# Umformer Widerstand auf 0(1)-10V gesucht



## Tiktal (27 Februar 2017)

Guten Tag geschätze Kollegen,

kurzer Umriss:

Ich wollte in meiner Garage drei Temperaturen messen und ein Potetiometer (Füllstandsmessung) auswerten.
Dafür hatte ich mir die WAGO 750-464 besorgt. Leider hatte ich nicht gesehen das ich um eine Widerstandsmessung machen zu können nur zwei Kanäle zur Verfügung habe. *grrr*
Da ich noch eine 750-459 (4x0-10V Ai) verbaut habe dachte ich mir nun das ich ja am einfachsten einen Umsetzter Widerstand -> 0(1)-10V benutzen könnte.
Leider habe ich sowas bisher nur im Preissegment >100€ gefunden.

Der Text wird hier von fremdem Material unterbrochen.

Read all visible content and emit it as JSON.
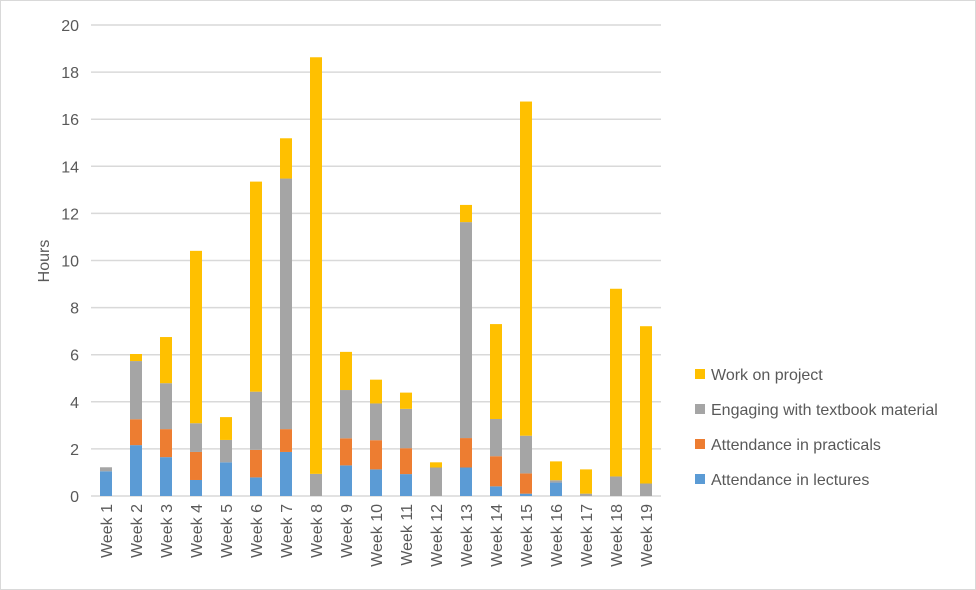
{
  "chart_data": {
    "type": "bar",
    "stacked": true,
    "title": "",
    "xlabel": "",
    "ylabel": "Hours",
    "ylim": [
      0,
      20
    ],
    "yticks": [
      0,
      2,
      4,
      6,
      8,
      10,
      12,
      14,
      16,
      18,
      20
    ],
    "grid": true,
    "legend_position": "right",
    "categories": [
      "Week 1",
      "Week 2",
      "Week 3",
      "Week 4",
      "Week 5",
      "Week 6",
      "Week 7",
      "Week 8",
      "Week 9",
      "Week 10",
      "Week 11",
      "Week 12",
      "Week 13",
      "Week 14",
      "Week 15",
      "Week 16",
      "Week 17",
      "Week 18",
      "Week 19"
    ],
    "series": [
      {
        "name": "Attendance in lectures",
        "color": "#5b9bd5",
        "values": [
          1.05,
          2.16,
          1.65,
          0.68,
          1.43,
          0.79,
          1.87,
          0,
          1.3,
          1.13,
          0.93,
          0,
          1.21,
          0.41,
          0.1,
          0.57,
          0,
          0,
          0
        ]
      },
      {
        "name": "Attendance in practicals",
        "color": "#ed7d31",
        "values": [
          0,
          1.1,
          1.19,
          1.19,
          0,
          1.17,
          0.97,
          0,
          1.15,
          1.24,
          1.1,
          0,
          1.25,
          1.28,
          0.86,
          0,
          0,
          0,
          0
        ]
      },
      {
        "name": "Engaging with textbook material",
        "color": "#a5a5a5",
        "values": [
          0.17,
          2.47,
          1.95,
          1.22,
          0.95,
          2.47,
          10.64,
          0.94,
          2.05,
          1.56,
          1.67,
          1.21,
          9.17,
          1.58,
          1.6,
          0.1,
          0.1,
          0.83,
          0.53
        ]
      },
      {
        "name": "Work on project",
        "color": "#ffc000",
        "values": [
          0,
          0.3,
          1.96,
          7.32,
          0.97,
          8.92,
          1.71,
          17.69,
          1.62,
          1.01,
          0.69,
          0.22,
          0.73,
          4.03,
          14.19,
          0.8,
          1.03,
          7.97,
          6.68
        ]
      }
    ]
  }
}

Habt Ihr vielleicht noch eine Lösung/Idee für mich? Kann von mir aus auch Chinahardware sein, es kommt ja nicht sooo sehr auf die Genauigkeit an.

Gruß

Onno


----------



## PN/DP (27 Februar 2017)

Was sind das für Temperatursensoren? Du brauchst wohl eher Umsetzer von Temperatursensor zu 0-10V. Problem: der Temperatursensor darf zum Messen nur mit sooo wenig Strom durchflossen werden, daß er sich dadurch nicht nennenswert erwärmt --> dadurch wird nur ein äußerst kleiner Spannungsabfall entstehen, welcher durch einen einfachen 0-10V-Eingang nicht mit genügend hoher Auflösung messbar ist. Professionelle Meßschaltungen pulsen sogar den Meßstrom. --> Es ist vernünftiger und wohl auch preislich günstiger, anstatt Umsetzerbastelei gleich eine geeignete Eingangsklemme einzubauen.

Harald


----------



## Tiktal (27 Februar 2017)

Hallo Harald,

wieso denn für die Temperatursensoren? Ich wollte PT1000 verwenden, das geht mit der 750-464 auch wunderbar. Ich könnte auch den 5000Ohm Poti ohne weiteres an dieser Klemme betreiben.
Tue ich das, habe ich aber zu wenig Eingänge für die restlichen Sensoren.
Deswegen dachte ich an den Umsetzter Widerstand -> 0-10V.
Wenn dies zu kostenintensiv wird, muss ich mir was anderes einfallen lassen.

Aber fragen kann man ja mal ;-)


----------



## weißnix_ (27 Februar 2017)

Für die Umsetzung Widerstand auf 0...10V brauchst Du nix ausser einer 10V-Quelle.
Das 5k Poti wird dann mit seinen Endabgriffen an 0 und 10V angeschlossen und am Mittelabgriff hast Du dann 0...10V

Es geht auch ohne 10V Quelle, wenn Deine 24V hiinreichend stabil sind, dann einen Widerstand (6,8...7,2k) von 24V auf das 10V-Ende des Poti's.


----------



## Tiktal (27 Februar 2017)

Ein Spannungsteiler! Verflucht!
Ich schiebs jetzt einfach mal auf den Montag.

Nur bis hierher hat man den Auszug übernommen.